Bloom Bake Shop will open a café-restaurant in the former Crescendo – Isthmus


Bloom Bakery is coming full circle. The bakery at 1851 Monroe St., known for its cakes, breads, croissants, quiches, vegan and gluten-free dishes, will open a cafe in the now vacant space of the Crescendo Espresso Bar next door at 1859 Monroe St. The owners of Crescendo closed this space in July to focus on their location in Hilldale.

Bloom closed its dining room at the start of the pandemic, quickly converting the space into production – “which we really needed before the pandemic anyway,” says Annemarie Maitri, owner of the bakery with her husband, Mark Pavlovich. “We rewrote the business plan.” His and Pavlovich’s training had been mainly in bread and viennoiserie (a kind of pastry) and while they had wanted to develop that side of the business, there had been no room.

They bought more equipment, including a second-hand three-decker steamer and a rolling pin for croissant dough – and added a take-out window.

Maitri recalls the dark day of March 16, 2020, when she had to lay off all of Bloom’s staff and “wondered, like the rest of the world, what was next.”

In 10 days, his daughter, then a high school student, built a Square e-commerce site for the bakery. “We never had an online platform before,” Maitri says. At first, it was just Maitri’s immediate family – Mark and the three children – who ran the bakery. Then she started calling back staff who felt comfortable coming back.

The willingness of his longtime employees to return to work “changed everything for me in terms of who Bloom is. It’s a privilege to have people who love what you do the same way [you do].” Bloom provides a 401K for full-time employees because “we want to provide that financial security. But it’s more than that,” says Maitri. “When you show up to work, you want to be inspired, you want to grow, you want creativity. In any workplace, that’s what holds people back.

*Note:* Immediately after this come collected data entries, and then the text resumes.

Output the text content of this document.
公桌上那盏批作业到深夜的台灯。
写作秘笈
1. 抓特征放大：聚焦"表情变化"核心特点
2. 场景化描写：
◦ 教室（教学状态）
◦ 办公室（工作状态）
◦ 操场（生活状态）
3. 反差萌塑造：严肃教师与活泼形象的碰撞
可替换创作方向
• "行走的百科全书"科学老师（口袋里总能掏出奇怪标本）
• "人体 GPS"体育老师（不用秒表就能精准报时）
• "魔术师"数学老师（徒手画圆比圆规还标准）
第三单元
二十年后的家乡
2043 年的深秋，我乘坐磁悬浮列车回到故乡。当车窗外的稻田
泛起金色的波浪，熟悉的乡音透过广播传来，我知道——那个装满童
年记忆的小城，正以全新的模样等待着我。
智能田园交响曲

As the pandemic subsided, Bloom brought back more menu items in a limited but still take-out deli format. It worked wonderfully, she says. But something was missing.

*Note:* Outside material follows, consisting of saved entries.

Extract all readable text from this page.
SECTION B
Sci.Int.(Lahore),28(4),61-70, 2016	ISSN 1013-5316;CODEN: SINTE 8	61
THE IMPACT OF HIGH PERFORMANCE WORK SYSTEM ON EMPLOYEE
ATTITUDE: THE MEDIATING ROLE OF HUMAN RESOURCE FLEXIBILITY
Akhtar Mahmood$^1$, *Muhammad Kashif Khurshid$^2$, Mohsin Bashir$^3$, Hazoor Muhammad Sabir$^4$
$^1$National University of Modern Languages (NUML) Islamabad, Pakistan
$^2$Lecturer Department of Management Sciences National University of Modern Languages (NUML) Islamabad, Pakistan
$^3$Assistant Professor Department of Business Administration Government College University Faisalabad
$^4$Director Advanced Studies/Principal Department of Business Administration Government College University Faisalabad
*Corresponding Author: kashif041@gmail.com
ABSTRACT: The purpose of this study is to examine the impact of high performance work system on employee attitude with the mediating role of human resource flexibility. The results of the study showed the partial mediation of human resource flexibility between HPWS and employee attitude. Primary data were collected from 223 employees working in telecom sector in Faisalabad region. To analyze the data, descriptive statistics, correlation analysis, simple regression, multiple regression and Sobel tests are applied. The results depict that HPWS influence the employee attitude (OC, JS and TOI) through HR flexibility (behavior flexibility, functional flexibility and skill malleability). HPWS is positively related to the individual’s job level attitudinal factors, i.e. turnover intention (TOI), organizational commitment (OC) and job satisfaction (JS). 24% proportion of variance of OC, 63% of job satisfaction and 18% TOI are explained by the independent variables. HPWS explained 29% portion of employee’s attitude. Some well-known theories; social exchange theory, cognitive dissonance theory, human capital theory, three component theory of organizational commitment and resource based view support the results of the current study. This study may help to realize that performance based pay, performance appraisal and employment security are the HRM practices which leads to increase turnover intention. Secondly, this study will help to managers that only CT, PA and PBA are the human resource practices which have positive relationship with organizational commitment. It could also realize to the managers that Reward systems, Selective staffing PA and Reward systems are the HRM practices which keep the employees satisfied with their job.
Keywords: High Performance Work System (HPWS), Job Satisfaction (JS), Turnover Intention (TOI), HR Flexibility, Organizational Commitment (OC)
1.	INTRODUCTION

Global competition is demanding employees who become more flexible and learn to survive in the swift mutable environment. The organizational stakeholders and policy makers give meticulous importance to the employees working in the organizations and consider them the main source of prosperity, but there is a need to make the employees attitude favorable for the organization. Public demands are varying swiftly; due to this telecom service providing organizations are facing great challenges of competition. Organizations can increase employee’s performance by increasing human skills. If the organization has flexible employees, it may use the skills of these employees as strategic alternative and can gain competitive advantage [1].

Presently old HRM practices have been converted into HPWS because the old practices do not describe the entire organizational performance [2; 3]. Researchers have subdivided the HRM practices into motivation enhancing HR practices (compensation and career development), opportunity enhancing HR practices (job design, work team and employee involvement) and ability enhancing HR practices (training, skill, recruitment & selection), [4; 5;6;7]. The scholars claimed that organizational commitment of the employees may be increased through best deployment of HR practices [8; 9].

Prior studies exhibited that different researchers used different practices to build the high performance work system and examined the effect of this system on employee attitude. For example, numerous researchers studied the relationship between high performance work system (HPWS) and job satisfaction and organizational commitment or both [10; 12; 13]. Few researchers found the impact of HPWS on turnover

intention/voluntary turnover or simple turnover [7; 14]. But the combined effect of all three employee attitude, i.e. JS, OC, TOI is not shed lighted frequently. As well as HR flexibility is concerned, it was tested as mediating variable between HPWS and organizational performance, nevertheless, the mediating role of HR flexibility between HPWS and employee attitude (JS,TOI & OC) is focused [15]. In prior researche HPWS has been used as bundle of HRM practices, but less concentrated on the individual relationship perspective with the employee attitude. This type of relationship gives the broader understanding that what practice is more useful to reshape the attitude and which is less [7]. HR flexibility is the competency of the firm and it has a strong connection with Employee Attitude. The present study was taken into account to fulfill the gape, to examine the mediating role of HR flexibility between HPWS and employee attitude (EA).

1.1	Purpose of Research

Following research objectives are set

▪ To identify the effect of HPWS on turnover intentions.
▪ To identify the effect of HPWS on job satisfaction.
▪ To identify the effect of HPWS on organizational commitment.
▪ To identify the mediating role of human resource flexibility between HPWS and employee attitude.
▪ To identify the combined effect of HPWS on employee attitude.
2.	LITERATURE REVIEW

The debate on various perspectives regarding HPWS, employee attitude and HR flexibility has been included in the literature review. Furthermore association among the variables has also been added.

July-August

“Customers would ask, are you going to bring the coffee back? It couldn’t happen in this space, because we invested a lot to become who we are today,” says Maitri. Next, Crescendo’s Cait Shanahan approached Maitri to see if she might be interested in taking over that space.

“The wheels started turning,” says Maitri. She wanted to bring back a dining space “for the neighborhood that showed up weekly and embraced all the shapes we had during the pandemic. I loved the idea of ​​them in a dining room, engaging in a moment longer than just [our] return the bag of treats. But it’s also for the bakery team, and “everyone is delighted”.

The café will be a separate entity – they won’t be knocking down any walls – and customers will still be able to purchase take-out items from the bakery counter. They will branch out into making different types of pastries that wouldn’t be as appropriate as take-out baked goods – more types of sit-down desserts. She also plans sandwiches, quiches, soups, “long stews, one-bowl comfort foods and salads that could make a meal,” but says the menu “really scales.”

There are also plans for a back patio – a rare commodity on Monroe Street.

Maitri hopes construction on the new Monroe Street cafe will begin later this month for a late winter/early spring opening, although the availability of materials could alter that schedule.

Maitri started Bloom Bake Shop in Middleton in 2010, opening the Monroe Street store in 2017. The Middleton store went through some changes and closed in 2018. Bloom also sells at the Monroe Street Farmers Market and via the Bloom Bus. Maitri is also a partner in a new project at North Street and Commercial Avenue with Young Blood Beer Company and Cafe Domestique; staff will bring baked goods and sandwiches to the Eken Park location (scheduled to open later this fall) from Monroe Street. She describes the new space as sunny and “lounge” and she is excited about the space’s potential as a community gathering space.

Fostering community is important to Maitri. Earlier this year, she opened the Monroe Street Bakery for a “Tiny Bakery” concert series; she brought the Bloom bus to Wingra Park on Tuesdays at 6 a.m. to promote Wingra boats and paddling as good exercise; and she helped organize “Music by the Water” at Wingra Park last summer. “It didn’t feel like work. It was just a few emails and everyone showed up and did their part.

It sounds like a lot of irons in the fire, but Maitri operates on what feels right to her as well as her business acumen. Back at a cafe on Monroe Street, she says, “it feels like coming home.”